Kahlil Gibran reminds us in his writing “The Prophet”:

Your children are not your children.

They are the sons and daughters of life’s longing for itself.

They come through you but not from you,

And though they are with you yet they belong not to you.

We do not own our children; their lives are in our keeping when they are young. It is our job to care for them, top provide them with a strong foundation, until they can control their own lives, when we must release them to do so.

We are going through the pledge campaign right now, the annual request for the resources needed to help this congregation grow and thrive. The more it grows the more it serves our needs. But it is also true that we hold this congregation in trust. It belongs not to us alone, but to all who preceded us and to all who will be here generations after you and I are gone. We ought to treat it not as if we are owners, doing with it what we will; and not as if we are consumers, taking from it what we desire; but as if we are stewards, charged to tend it, to care for it, to leave it better than it was when it came into our hands.

When it comes to caring for the Earth, it is important for us to see ourselves as stewards of this wonderful creation. Stewards are accountable to someone else. If we own it, then whatever we choose to do with it is fine.

Twenty five percent of all the earth’s primates are in danger of extinction. So?

We are in the midst of the greatest die-off of species this planet has ever seen, and it is happening at a faster rate than ever before, and we are causing it. So?

Let us clear cut the forests if the wood gives us heat and furniture and homes.

Let us dispose of our waste as cheaply as possible, pouring filth

and chemical effluence into our streams and rivers and soil and air.

Let us use the earth as profitably as possible, making money

as quickly and as abundantly as we can.

Leave people in days to come the job of taking care of themselves. We will have fulfilled our personal responsibilities, let them fulfill theirs.

The concept of God is important here: seeing ourselves as stewards in the service of God, ultimately responsible to God for the state of the world, would have us treat the earth very differently than we do.
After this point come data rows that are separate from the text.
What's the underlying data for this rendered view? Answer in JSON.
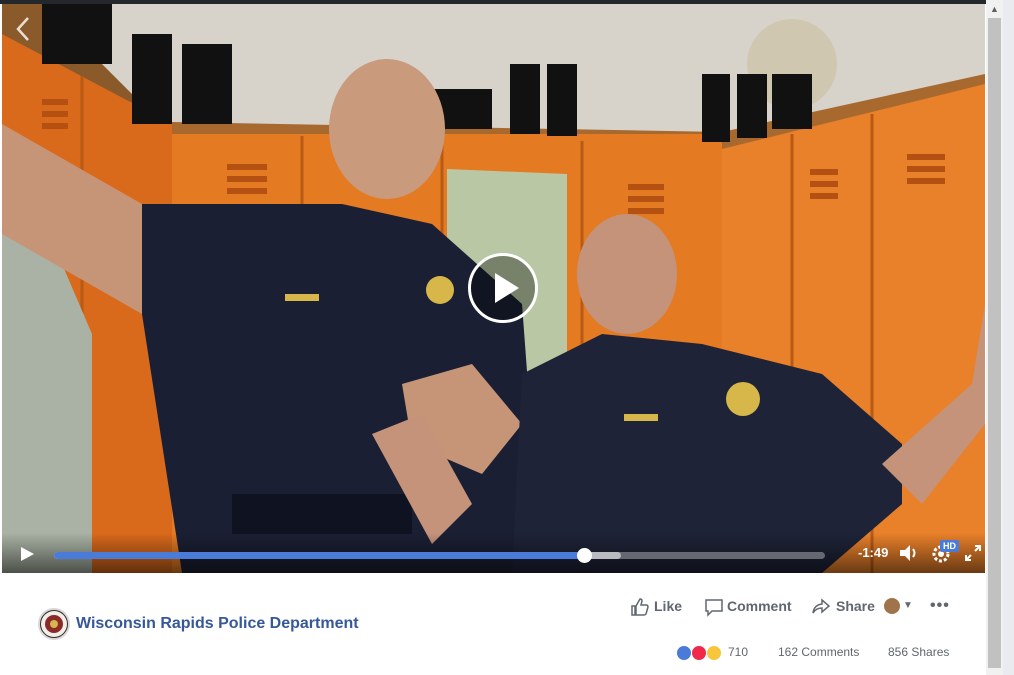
{
  "video": {
    "time_remaining": "-1:49",
    "progress_fraction": 0.688,
    "buffered_fraction": 0.735,
    "hd_label": "HD",
    "accent_color": "#4a7bd8"
  },
  "post": {
    "page_name": "Wisconsin Rapids Police Department",
    "actions": {
      "like": "Like",
      "comment": "Comment",
      "share": "Share"
    },
    "stats": {
      "reactions": "710",
      "comments": "162 Comments",
      "shares": "856 Shares"
    },
    "link_color": "#365899"
  },
  "icons": [
    "back-arrow-icon",
    "play-icon",
    "volume-icon",
    "settings-gear-icon",
    "fullscreen-icon",
    "like-icon",
    "comment-icon",
    "share-icon",
    "more-options-icon",
    "like-reaction-icon",
    "love-reaction-icon",
    "haha-reaction-icon"
  ]
}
But we can and ought also to feel the same responsibility to future generations and to all forms of life. We hold the Earth for them..

The truth is that we live on a stunningly beautiful and wondrous planet. We live in the Garden of Eden. We are there right now. The story of the expulsion from the Garden is not a story from our past; it is a story from our future. It is a prophecy which we are working hard to fulfill. We will be expelled from the Garden—or our children or grandchildren will—unless we see ourselves as stewards of this planet, stewards for God, stewards for future generations and stewards for all life forms.

May we be wise; may we overcome shortsightedness; may we overcome greed and may we overcome the false belief that we own the Earth.